Оставшись один, он подумал еще немного, не взять ли ему с собой осла. Это было безопасней, потому что львы в Африке, как и тигры в Индии, при встрече с человеком, едущим на лошади или на осле, бросаются всегда на животное, а не на человека. «Но кто же будет тогда носить палатку Нель, – подумал он, – и на чем она сама поедет?» Это соображение заставило его тотчас же отказаться от мысли взять осла, и он направился в степь пешком.
Месяц был уже довольно высоко на небе, и было значительно светлее. Тем не менее трудности пути дали знать себя тотчас же, как только мальчик погрузился в море травы, успевшей вырасти так высоко, что человек даже верхом на лошади мог бы легко в ней спрятаться. Даже днем там нельзя было разглядеть ничего на расстоянии шага, а уж ночью и подавно, когда месяц освещал только верхушки стеблей, а внизу все было погружено в глубокую тьму. При таких условиях очень легко было заблудиться или начать бродить вокруг одного места вместо того, чтоб двигаться вперед. Стасю придавала, однако, бодрости мысль, что лагерь, к которому он шел, находился от мыса на расстоянии самое большее трех-четырех английских миль, а во-вторых, дым показался между верхушками двух высоких холмов.

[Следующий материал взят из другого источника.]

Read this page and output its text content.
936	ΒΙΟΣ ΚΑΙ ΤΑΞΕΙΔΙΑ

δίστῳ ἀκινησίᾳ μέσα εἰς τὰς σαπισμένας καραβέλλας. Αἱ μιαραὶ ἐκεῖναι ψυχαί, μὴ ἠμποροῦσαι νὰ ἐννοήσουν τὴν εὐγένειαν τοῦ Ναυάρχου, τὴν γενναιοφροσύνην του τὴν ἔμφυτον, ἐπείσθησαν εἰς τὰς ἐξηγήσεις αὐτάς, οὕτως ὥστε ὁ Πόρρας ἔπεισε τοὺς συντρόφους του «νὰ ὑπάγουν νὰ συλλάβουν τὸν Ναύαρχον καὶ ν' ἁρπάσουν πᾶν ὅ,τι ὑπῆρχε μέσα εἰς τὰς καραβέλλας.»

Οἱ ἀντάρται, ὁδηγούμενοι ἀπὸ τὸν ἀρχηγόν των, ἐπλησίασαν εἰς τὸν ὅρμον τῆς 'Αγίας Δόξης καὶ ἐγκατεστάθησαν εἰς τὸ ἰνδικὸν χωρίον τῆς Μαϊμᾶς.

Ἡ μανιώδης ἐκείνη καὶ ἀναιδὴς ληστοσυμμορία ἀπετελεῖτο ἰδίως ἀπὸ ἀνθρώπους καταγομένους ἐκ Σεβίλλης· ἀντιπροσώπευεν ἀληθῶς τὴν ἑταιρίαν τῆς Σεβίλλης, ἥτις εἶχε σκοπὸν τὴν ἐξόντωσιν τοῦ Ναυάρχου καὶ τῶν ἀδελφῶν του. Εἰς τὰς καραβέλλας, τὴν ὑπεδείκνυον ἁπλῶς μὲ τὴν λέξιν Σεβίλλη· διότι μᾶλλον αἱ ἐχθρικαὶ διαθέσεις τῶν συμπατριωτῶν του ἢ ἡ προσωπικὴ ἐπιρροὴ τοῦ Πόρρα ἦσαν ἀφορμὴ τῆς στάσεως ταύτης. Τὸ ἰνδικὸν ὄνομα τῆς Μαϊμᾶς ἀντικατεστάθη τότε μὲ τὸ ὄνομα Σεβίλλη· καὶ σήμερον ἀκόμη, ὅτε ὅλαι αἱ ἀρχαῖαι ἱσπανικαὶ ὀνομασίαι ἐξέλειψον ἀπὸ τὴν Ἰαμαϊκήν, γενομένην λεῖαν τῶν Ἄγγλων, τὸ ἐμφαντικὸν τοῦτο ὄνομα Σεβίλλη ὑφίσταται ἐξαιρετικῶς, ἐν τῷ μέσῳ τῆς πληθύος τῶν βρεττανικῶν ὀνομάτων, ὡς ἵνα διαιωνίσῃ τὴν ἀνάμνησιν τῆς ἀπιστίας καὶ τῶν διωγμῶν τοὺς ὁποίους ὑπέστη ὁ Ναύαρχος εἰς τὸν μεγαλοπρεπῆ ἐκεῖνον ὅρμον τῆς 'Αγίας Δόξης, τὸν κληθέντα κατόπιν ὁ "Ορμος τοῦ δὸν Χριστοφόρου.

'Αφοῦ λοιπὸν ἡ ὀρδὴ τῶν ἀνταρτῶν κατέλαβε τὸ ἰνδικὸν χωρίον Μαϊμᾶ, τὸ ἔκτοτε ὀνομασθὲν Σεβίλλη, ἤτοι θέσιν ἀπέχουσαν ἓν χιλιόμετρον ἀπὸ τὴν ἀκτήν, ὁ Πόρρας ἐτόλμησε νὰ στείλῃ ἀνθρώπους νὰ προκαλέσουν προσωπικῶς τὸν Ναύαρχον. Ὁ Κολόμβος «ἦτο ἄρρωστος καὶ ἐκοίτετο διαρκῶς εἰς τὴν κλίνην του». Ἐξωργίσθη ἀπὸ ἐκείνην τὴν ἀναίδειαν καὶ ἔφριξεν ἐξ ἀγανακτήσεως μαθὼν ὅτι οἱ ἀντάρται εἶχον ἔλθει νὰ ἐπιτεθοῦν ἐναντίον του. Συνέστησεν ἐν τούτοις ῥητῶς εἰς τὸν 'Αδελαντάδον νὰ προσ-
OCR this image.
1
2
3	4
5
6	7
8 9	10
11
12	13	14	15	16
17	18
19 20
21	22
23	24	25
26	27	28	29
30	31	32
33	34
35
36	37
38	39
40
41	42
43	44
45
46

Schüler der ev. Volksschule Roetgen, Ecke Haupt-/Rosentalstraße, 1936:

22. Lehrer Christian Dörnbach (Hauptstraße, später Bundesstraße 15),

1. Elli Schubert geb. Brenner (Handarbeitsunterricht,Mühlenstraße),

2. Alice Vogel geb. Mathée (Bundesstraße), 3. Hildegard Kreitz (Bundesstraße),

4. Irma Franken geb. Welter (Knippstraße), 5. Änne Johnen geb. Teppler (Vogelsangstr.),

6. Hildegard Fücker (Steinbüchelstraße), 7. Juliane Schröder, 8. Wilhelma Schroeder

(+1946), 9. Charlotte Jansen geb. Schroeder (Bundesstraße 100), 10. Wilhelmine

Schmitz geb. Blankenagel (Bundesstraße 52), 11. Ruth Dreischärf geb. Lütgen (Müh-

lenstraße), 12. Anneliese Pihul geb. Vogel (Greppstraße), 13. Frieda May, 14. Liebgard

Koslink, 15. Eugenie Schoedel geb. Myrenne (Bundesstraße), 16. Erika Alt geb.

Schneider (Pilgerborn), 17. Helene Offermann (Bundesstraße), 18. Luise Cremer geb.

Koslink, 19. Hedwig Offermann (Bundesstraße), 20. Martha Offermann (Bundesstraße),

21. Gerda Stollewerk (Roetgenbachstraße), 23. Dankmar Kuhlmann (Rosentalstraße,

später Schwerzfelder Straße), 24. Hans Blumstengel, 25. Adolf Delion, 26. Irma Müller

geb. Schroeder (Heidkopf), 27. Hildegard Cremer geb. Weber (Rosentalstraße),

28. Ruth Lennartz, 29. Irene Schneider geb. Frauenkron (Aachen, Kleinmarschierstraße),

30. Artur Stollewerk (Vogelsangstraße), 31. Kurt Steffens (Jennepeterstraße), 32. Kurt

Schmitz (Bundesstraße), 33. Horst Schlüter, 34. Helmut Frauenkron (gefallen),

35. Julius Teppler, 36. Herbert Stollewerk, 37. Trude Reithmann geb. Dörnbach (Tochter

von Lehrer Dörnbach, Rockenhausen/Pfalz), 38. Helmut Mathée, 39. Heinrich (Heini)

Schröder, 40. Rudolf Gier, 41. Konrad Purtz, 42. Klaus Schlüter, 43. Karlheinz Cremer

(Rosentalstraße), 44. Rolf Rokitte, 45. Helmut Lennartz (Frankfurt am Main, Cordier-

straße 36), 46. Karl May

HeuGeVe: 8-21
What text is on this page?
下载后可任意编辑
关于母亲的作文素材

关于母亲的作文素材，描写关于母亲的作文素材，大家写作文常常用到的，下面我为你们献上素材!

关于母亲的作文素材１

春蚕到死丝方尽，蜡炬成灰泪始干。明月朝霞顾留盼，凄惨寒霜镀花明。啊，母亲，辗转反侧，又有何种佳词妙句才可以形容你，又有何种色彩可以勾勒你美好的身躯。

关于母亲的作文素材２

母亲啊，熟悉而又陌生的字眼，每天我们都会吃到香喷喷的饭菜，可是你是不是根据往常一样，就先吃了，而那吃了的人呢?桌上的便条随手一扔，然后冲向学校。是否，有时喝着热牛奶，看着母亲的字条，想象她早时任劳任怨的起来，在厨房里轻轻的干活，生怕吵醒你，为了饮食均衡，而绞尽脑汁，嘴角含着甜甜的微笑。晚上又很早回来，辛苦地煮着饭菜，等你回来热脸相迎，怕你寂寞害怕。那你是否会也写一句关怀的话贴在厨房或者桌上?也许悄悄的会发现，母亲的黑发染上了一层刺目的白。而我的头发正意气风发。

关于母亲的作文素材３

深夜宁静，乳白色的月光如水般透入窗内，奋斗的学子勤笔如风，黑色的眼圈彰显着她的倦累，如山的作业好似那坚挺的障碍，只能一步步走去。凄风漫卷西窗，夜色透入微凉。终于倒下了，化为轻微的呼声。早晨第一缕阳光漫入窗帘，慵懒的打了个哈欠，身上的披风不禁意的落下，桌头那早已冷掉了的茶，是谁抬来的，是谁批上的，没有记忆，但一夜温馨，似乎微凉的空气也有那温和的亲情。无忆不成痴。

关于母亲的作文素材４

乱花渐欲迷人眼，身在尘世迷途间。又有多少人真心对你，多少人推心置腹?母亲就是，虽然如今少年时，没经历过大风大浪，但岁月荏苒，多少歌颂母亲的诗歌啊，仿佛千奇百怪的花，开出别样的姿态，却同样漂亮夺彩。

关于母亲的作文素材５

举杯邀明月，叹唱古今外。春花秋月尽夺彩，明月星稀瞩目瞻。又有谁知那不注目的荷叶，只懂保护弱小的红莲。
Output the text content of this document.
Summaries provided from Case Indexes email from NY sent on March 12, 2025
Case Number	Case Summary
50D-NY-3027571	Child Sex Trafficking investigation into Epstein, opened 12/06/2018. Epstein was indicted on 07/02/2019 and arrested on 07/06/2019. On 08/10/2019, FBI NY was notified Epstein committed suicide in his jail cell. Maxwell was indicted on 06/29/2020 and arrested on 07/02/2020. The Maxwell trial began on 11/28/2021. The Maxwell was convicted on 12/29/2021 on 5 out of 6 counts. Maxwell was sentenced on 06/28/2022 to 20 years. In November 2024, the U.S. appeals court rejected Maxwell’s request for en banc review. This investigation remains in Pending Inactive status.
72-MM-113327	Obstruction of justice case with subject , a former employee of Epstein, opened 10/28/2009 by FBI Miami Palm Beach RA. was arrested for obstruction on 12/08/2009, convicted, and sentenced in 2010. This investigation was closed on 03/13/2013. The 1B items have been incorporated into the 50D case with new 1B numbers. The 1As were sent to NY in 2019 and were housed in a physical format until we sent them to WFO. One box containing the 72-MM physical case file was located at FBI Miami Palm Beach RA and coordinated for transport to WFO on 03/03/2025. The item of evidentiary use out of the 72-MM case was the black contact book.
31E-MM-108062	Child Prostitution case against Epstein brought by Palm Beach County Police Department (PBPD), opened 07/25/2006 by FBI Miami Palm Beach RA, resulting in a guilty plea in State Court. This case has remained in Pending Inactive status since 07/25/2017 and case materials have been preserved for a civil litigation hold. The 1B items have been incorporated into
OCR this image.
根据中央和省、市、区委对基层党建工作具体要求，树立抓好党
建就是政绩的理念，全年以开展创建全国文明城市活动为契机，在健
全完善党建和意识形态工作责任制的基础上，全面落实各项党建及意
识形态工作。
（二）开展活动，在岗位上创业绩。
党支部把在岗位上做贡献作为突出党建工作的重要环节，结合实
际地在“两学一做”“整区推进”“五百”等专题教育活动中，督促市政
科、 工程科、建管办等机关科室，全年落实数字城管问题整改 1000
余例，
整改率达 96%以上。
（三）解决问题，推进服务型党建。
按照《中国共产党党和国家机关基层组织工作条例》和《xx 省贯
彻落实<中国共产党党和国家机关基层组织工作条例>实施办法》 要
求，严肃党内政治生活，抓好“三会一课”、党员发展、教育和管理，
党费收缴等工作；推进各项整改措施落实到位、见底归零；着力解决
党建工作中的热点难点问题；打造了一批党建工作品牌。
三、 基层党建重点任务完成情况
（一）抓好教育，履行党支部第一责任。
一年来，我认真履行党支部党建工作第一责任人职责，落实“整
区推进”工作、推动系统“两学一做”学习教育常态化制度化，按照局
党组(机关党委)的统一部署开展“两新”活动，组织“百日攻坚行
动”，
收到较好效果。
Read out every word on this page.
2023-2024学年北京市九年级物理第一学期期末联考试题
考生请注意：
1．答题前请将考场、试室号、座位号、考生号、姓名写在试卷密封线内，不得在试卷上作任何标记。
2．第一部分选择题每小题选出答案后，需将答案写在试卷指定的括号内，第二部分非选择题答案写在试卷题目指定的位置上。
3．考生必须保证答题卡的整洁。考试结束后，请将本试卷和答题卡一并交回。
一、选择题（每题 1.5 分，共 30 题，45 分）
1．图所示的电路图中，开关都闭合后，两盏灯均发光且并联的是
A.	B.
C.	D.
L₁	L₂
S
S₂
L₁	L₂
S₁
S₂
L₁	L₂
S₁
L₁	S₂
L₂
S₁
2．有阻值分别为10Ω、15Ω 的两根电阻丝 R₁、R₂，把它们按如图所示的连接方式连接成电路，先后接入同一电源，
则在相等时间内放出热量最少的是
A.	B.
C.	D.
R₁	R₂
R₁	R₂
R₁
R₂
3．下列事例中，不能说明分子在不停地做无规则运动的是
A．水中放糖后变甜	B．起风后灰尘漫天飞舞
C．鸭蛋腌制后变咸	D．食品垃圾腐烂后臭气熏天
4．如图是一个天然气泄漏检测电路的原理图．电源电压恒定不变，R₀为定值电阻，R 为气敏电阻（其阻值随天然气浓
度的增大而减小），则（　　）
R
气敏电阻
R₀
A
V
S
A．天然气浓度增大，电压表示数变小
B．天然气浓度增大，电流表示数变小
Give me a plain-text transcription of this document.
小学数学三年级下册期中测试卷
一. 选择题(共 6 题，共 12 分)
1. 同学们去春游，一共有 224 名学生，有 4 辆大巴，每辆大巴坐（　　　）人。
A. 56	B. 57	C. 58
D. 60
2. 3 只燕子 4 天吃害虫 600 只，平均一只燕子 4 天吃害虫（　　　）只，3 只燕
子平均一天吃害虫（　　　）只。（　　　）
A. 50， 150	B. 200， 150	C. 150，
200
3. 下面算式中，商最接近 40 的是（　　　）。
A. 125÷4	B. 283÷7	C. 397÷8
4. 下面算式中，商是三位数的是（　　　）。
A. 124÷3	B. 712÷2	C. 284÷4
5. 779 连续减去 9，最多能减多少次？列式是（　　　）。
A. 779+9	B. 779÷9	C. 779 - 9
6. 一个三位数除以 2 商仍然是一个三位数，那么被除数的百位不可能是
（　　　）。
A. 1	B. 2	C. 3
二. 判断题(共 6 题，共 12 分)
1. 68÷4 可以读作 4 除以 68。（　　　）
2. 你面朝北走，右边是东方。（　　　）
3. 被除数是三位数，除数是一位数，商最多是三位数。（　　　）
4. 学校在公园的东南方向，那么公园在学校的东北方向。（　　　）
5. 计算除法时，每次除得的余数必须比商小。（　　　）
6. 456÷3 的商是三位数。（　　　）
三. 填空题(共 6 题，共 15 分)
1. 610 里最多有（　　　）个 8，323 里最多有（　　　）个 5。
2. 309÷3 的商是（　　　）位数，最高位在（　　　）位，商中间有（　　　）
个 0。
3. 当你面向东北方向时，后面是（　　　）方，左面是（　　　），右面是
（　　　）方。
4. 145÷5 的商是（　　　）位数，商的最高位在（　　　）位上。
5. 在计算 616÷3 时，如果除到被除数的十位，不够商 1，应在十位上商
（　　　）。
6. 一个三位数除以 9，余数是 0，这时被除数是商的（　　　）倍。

Если не терять их из виду, можно было все время держаться верного пути. Но трава, мимозы и акации заслоняли все кругом. К счастью, на расстоянии нескольких десятков шагов друг от друга подымались постройки термитов, вышиной иногда в несколько футов. Стась осторожно ставил ружье у подножия такого сооружения, вскарабкивался на его верхушку и, заметив очертания холмов на темном фоне неба, слезал и шел дальше.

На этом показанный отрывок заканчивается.